On the question of how to close the distance between the EU and its citizens, and to get them to fully use their European rights, Euronews spoke to prominent Portuguese author and sociology professor Boaventura de Sousa Santos. He calls for radical change at the heart of the European project, but also a new way of thinking in terms of education and where European officials seek their advice. Right On reporter Seamus Kearney caught up with him at the University of Coimbra, where he is Director of the Centre for Social Studies. He had this to say:
“I think it is very important to bring European citizens closer to the European Union, and there are two important things to work out. On the one hand, European values should be part of the education curriculum in schools. The education systems in Europe are still very much based on national realities and they should be based on European realities. The European reality is not so strong at the moment, and part of this problem links back to education. It will take many generations to sort out, but I think this work should be intensified.
“The other issue, naturally, is the question of democracy. The citizen will only feel closer to the EU when they feel that it is theirs, a thing that belongs to them. In the context in which we live there is only one way to make them feel that they contribute democratically, and that is to elect the people who govern the various institutions, and naturally that their votes influence EU decisions.
“Right now we have what we call a European deficit, a deficit of democracy. There is democracy at the level of the various European states, but not when it comes to Europe. The European Parliament does not have the powers that it should have, and the executive agency, as in the European Commission, is not elected by citizens.”
“So if we want to bring the EU to the citizens we need to transform the education systems inside Europe, and we need to change the European political system: create a strong European democracy and intensify the democratic forms, both on a trans-national and trans-European level. To feel more European, the citizens have to see an advantage in being European; an advantage and not a cost. They must feel that being European is something that makes them proud and gives them an advantage, because they belong to a huge political, democratic and social bloc.
“The crisis that Europe is experiencing right now, especially in southern Europe, is dividing Europeans: it is creating a separation between the Europeans who do not have a financial crisis and the Europeans who do have a crisis. It does not help the continent in terms of having a social plan, nor in terms of getting people to feel closer to Europe.
“Europe should also intensify the circulation of people around the countries. I’m not talking about the borders that we took down, but we need more initiatives for this, and not just the Erasmus programme for students. The citizens in general should circulate more and more around Europe, to better understand the different realities in the different countries. This is important, especially to eliminate some prejudices that still exist between some countries; for example, between the Germans and the Greeks, the Portuguese and the Spanish, the French and the Belgians, and the Italians. There is still much prejudice that dates back to the times of war between European countries, a period before the creation of an EU model.
“I’m not optimistic. At this time of instability – and we are not swimming in calm waters – it is crucial to have innovative, creative and visionary leaders. And our leaders, unfortunately, are not like that.
“I would urge all leaders to be more cosmopolitan, more humble and forget the idea that Europe is a very developed bloc that has nothing to learn from the rest of the world, because that is not true. We saw countries in Africa, Asia and South America go through huge difficulties, more or less similar to those in southern Europe, and they found solutions.
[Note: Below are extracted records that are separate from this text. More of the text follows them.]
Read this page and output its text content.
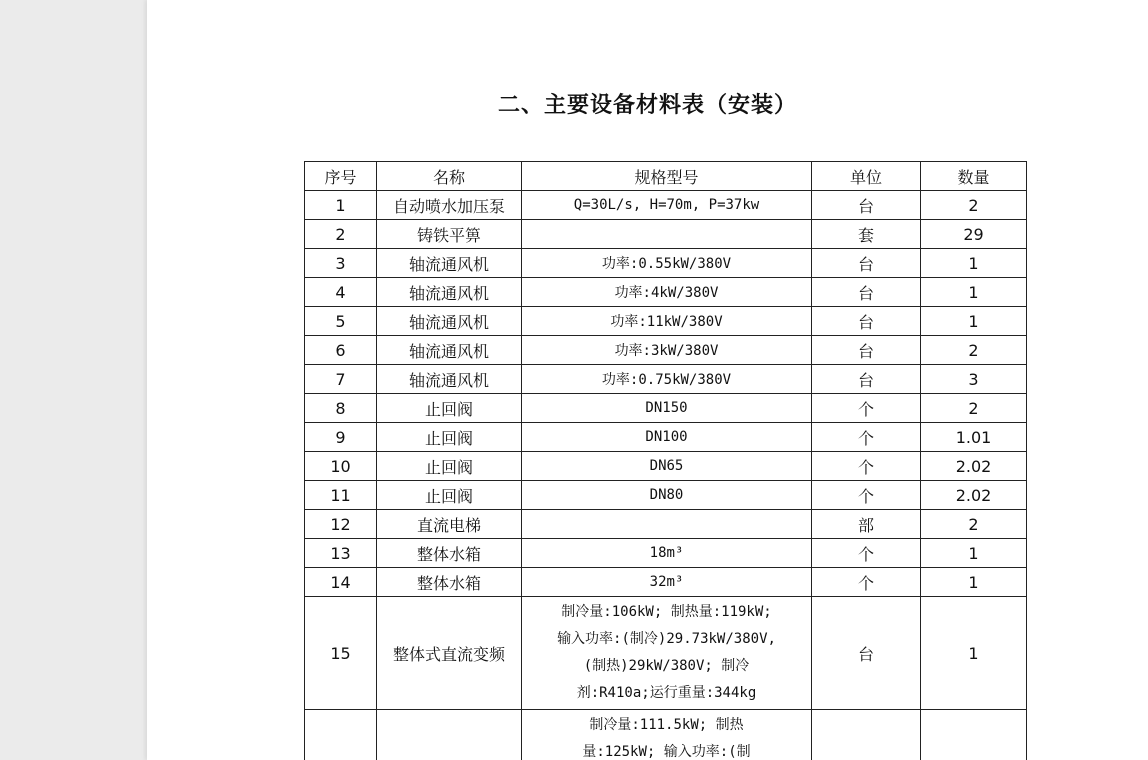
二、主要设备材料表（安装）
序号	名称	规格型号	单位	数量
1	自动喷水加压泵	Q=30L/s, H=70m, P=37kw	台	2
2	铸铁平箅		套	29
3	轴流通风机	功率:0.55kW/380V	台	1
4	轴流通风机	功率:4kW/380V	台	1
5	轴流通风机	功率:11kW/380V	台	1
6	轴流通风机	功率:3kW/380V	台	2
7	轴流通风机	功率:0.75kW/380V	台	3
8	止回阀	DN150	个	2
9	止回阀	DN100	个	1.01
10	止回阀	DN65	个	2.02
11	止回阀	DN80	个	2.02
12	直流电梯		部	2
13	整体水箱	18m³	个	1
14	整体水箱	32m³	个	1
15	整体式直流变频	制冷量:106kW; 制热量:119kW;
输入功率:(制冷)29.73kW/380V,
(制热)29kW/380V; 制冷
剂:R410a;运行重量:344kg	台	1

		制冷量:111.5kW; 制热
量:125kW; 输入功率:(制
That’s good to know, and we should be more cosmopolitan, and not think that we have all the solutions, because the world is so big. And the global understanding of the world is much broader than the Western understanding of the world.”
“Nowadays I work in India, South America, Africa and Asia, and there are many ideas in the world about how we should sort out our problems. The European leaders could get to know these ideas and experiences instead of being in a defensive position and thinking: ‘we discovered you, and in the last century you were a European colony, and we have nothing to learn from you’.”
“They should be humble, learn and improve from the world experience. This is the main advice I would give them, but unfortunately our leaders were trained for routines, for the global supremacy of the north. They can’t imagine that in a difficult situation they can learn from the world experience. This is a generational issue, and the leaders will one day change; fortunately we have democracy. They will be replaced, and I think the new generation will be more cosmopolitan and will want to learn from others.”